Del Mar Water Polo Club makes a splash on national stage


Considering the abundance of talented water polo players in the region and what he sensed to be a growing interest in the sport, it didn’t make sense to Cathedral Catholic coach Brett Ormsby that the Del Mar area didn’t have a competitive youth water polo club.

Ormsby didn’t just sit on his hands and complain. In 2008, he and his wife, Thalia Ormsby, founded the Del Mar Water Polo Club at Cathedral Catholic’s state-of-the art swimming facility.

“Other established clubs had existed (in San Diego County), but there was a void in our local community and a desire,” Brett Ormsby said.

His club has, in short order, filled that void.

The DMWPC has made a mark on the national club scene, competing in elite tournaments and contributing to the development of future stars — several of whom are already competing at the Division I college level.

The club’s 16-and-under team won the 2012 United States Club national championship. Its 18-and-under-team (featuring many of the same players from the national championship team) took second place at nationals the next year and won a silver medal at the 2014 Junior Olympics.

Brett and Thalia Ormsby represented the United States in the 2004 Olympics in Athens on the men’s and women’s water polo teams after distinguished careers at UCLA — Brett was the school’s 2004 Athlete of the Year, and Thalia a three-time national champion.

The club is consistently ranked among the nation’s top 10 in the 16-and-under and 18-and-under circuits.

The girls’ 14-and-under team won a gold medal last summer at the prestigious John Hale tournament.

The club is open to youths aged 5 through 18 of all abilities and experience levels, Brett Ormsby said. Most of the club’s participants are from the Del Mar, Carmel Valley and Solana Beach areas, but some travel from as far as Coronado, Escondido and El Cajon.

High school water polo has been played competitively in California for many decades, but wasn’t instituted for girls until the late 1990s. A club circuit emerged in the early 1990s.

“Originally the goal of the club was to provide a place for high school athletes to train year-round because high school water polo takes place in the fall for the boys and winter for the girls, but to be successful we needed a platform that allowed athletes to train 12 months out of the year,” Brett Ormsby said.

“That was sort of the driving force behind it, but it’s grown into something much broader than that. It really caters to the younger community as well and seeks to try to get new athletes — the elementary (school) and middle school athletes — into the sport.”

But while competing in national tournaments is nice, Ormsby said his club is more focused on the development aspect of the sport.

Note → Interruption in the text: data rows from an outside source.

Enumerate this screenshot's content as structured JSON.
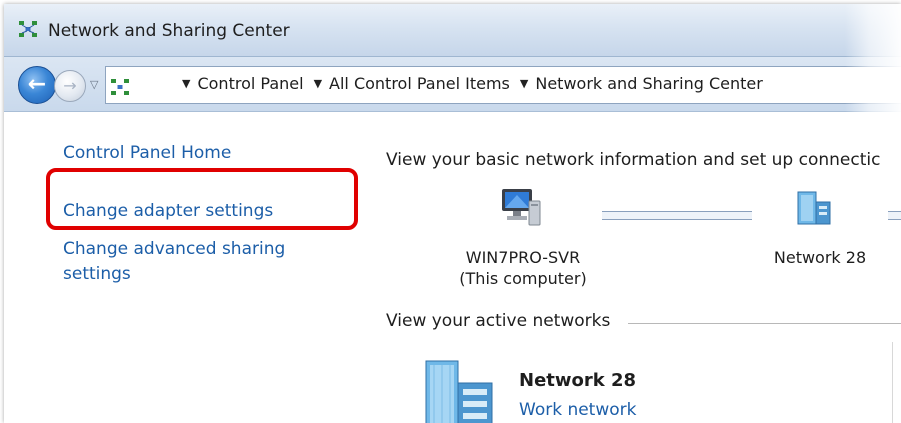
{
  "window": {
    "title": "Network and Sharing Center",
    "title_icon": "network-icon"
  },
  "navigation": {
    "back_icon": "back-arrow-icon",
    "forward_icon": "forward-arrow-icon",
    "history_icon": "dropdown-arrow-icon",
    "location_icon": "control-panel-icon",
    "breadcrumb": [
      "Control Panel",
      "All Control Panel Items",
      "Network and Sharing Center"
    ]
  },
  "sidebar": {
    "links": [
      {
        "label": "Control Panel Home"
      },
      {
        "label": "Change adapter settings"
      },
      {
        "label": "Change advanced sharing\nsettings"
      }
    ],
    "highlight_color": "#e00000"
  },
  "main": {
    "headline": "View your basic network information and set up connectic",
    "map": {
      "computer_name": "WIN7PRO-SVR",
      "computer_subtitle": "(This computer)",
      "network_name": "Network  28"
    },
    "active_section_title": "View your active networks",
    "active_network": {
      "name": "Network  28",
      "type": "Work network"
    }
  },
  "colors": {
    "link": "#1c5ea8",
    "titlebar": "#d7e3f1"
  }
}
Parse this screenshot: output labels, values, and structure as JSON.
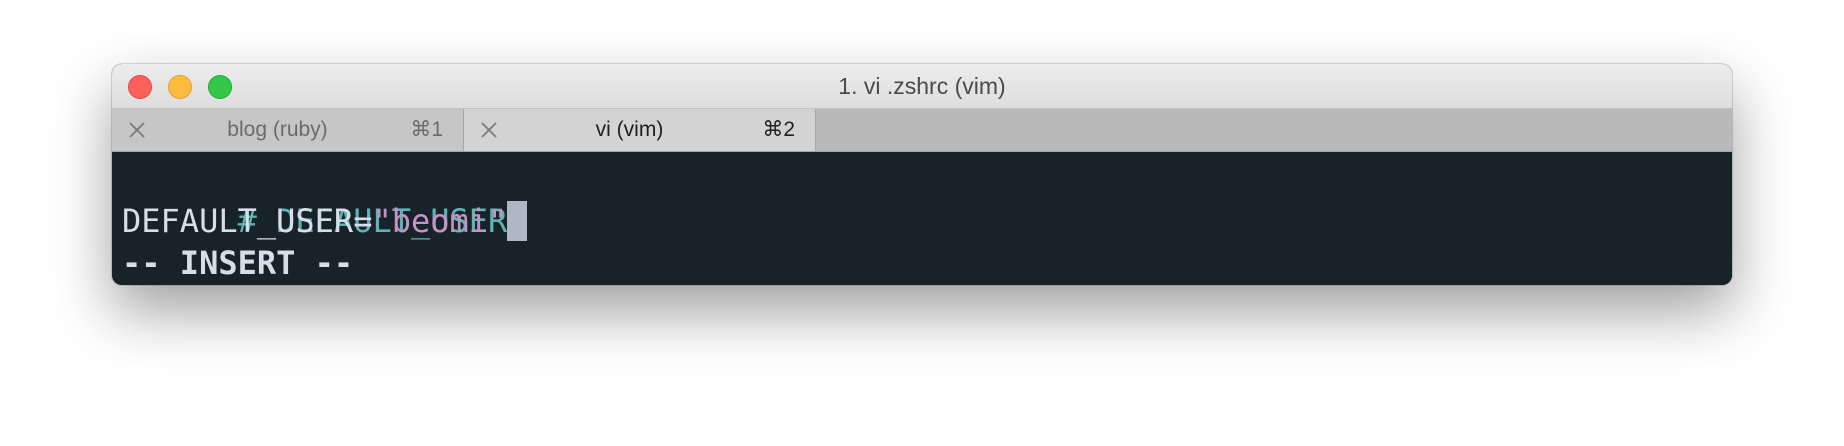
{
  "window": {
    "title": "1. vi .zshrc (vim)"
  },
  "tabs": [
    {
      "label": "blog (ruby)",
      "shortcut": "⌘1",
      "active": false
    },
    {
      "label": "vi (vim)",
      "shortcut": "⌘2",
      "active": true
    }
  ],
  "editor": {
    "comment_line": "# DEFAULT_USER",
    "var_name": "DEFAULT_USER=",
    "string_value": "\"beomi\"",
    "mode_indicator": "-- INSERT --"
  },
  "colors": {
    "terminal_bg": "#182229",
    "comment": "#5fb3b3",
    "string": "#c594c5",
    "text": "#d8dee9",
    "cursor": "#aeb8c5"
  },
  "icons": {
    "tab_close": "close-icon"
  }
}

He feels somewhat that “there shouldn’t even be national championships for the 10-and-under age groups because it really promotes the wrong thing,” he said. “We want kids in our club who are going to be collegiate athletes one day and who are going to be national team athletes one day, but in order to do that, they need to build a really solid foundation at a young age.

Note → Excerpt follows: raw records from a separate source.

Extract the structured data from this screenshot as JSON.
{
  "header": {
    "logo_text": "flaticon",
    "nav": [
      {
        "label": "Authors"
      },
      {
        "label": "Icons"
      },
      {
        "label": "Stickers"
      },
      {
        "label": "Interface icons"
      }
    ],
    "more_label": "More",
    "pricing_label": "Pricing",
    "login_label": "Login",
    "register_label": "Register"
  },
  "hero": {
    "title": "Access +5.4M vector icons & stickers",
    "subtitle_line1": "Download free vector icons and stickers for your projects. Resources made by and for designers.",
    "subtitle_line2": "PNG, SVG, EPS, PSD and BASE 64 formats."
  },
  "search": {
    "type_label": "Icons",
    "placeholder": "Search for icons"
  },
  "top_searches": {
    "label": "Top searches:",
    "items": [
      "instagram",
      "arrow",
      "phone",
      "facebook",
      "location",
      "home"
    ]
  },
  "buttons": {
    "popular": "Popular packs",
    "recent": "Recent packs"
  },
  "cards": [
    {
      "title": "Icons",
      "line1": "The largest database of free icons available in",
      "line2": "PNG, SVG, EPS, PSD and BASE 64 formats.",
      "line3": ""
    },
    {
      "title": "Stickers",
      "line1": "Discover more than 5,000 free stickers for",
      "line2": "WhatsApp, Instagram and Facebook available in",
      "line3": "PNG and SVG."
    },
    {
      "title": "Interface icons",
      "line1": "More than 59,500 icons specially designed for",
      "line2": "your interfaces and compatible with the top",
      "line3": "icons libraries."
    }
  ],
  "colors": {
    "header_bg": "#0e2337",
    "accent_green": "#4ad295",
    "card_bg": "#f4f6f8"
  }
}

“Of course we’re trying to win — but what we won’t do is sacrifice any sort of development or doing things the right way to get any shortcuts to winning. We’re taking the longterm approach.”

The long-term approach has already yielded impressive results. The club’s alumni are already well represented among collegiate ranks with a group that includes Chris Fahlsing, a former Cathedral Catholic standout who helped lead UCLA to a NCAA championship last year.

Cathedral Catholic alumni Cody Smith (Stanford), Bryce Hoerman (USC) and Austin Rone (UCLA), Vista’s Ryder Roberts (UCLA), and Granite Hills’ Kevin LeVine (UC Berkeley) are among other recent members of the club who have gone on to play at the Division I level on the men’s side.

Torrey Pines grad Michelle Martinelli (Harvard) and Cathedral Catholic’s Jillian Wilding (UC Davis) are among recent club alumnae who’ve gone on to play in college.

These days, one of the club’s hottest attractions is Dennis Blyashov, a rising star who is a member of the USA National Cadet team and considered one of the nation’s best players his age group, Ormsby said. Blyashov plays for the club’s 16-and-under and 18-and-under teams.

And Ormsby insists that his club isn’t just focused on its elite athletes.

“High school sports and youth sports are about so much more than success on the court or in the pool,” he said. “It’s about teaching kids life lessons. Teaching them to deal with adversity and teaching them what ‘work ethic’ means. Teaching them to have a good attitude and teaching them to be resilient; those are lessons that everyone needs to learn whether they’re naturally gifted or not.

“That should be the driving sport behind all youth sports, water polo or anything else.”